Remember how one guy didn’t vote for Derek Jeter on his HoF ballet and everyone got big angry about it? Remember how for the last decade people have been citing the character clause to deny steroid-era players? Well throw that shit all out the window, because there were a lot worse voting controversies in the past. (This story isn’t funny, it just really stuck with me as horribly sad and off-putting.)

Marty Bergen would play 3 seasons (1896-1899) for the Boston Beaneaters, all the while struggling from an unknown mental illness. Tragically, after refusing to take prescribed medication due to paranoia someone from the National League was trying to poison him, Bergen would murder his wife and two children with an axe before ending his own life.

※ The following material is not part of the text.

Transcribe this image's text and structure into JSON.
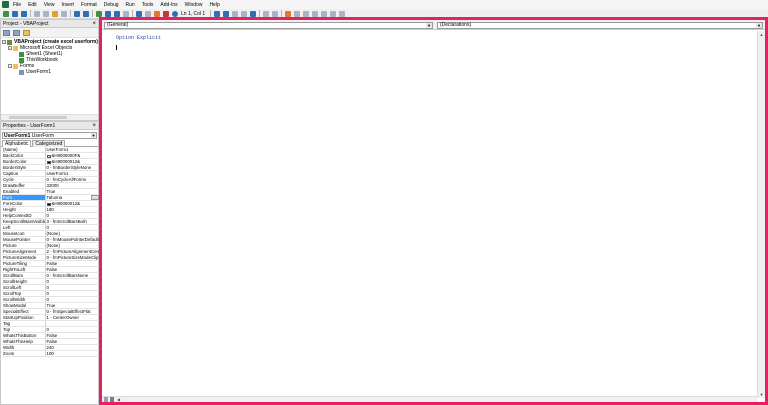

Despite both that and his three entire years of MLB experience, he would receive two hall of fame votes.

Random Tidbits:

  • One of the first baseball teams, the New York Knickerbockers, are credited with wearing the first baseball uniforms. This uniform included a straw hat, and I have no idea why neither the Mets nor Yankees have done a throwback night wearing said straw hats.
  • in 1914, there was a team called the Buffalo Buffeds, because they were BUFFalo’s team in the FEDeral league and creativity wasn’t invented yet.
  • Trying to bleach my brain of the Marty Bergen story, I found a wholesome player in Harry Lord, one of the founding members of the Red Sox. Our hairiest of lords was once asked his hobbies and replied “My son and my daughter.” D’awww.

That’s it! If you read all that, hey thanks! and also, Why?!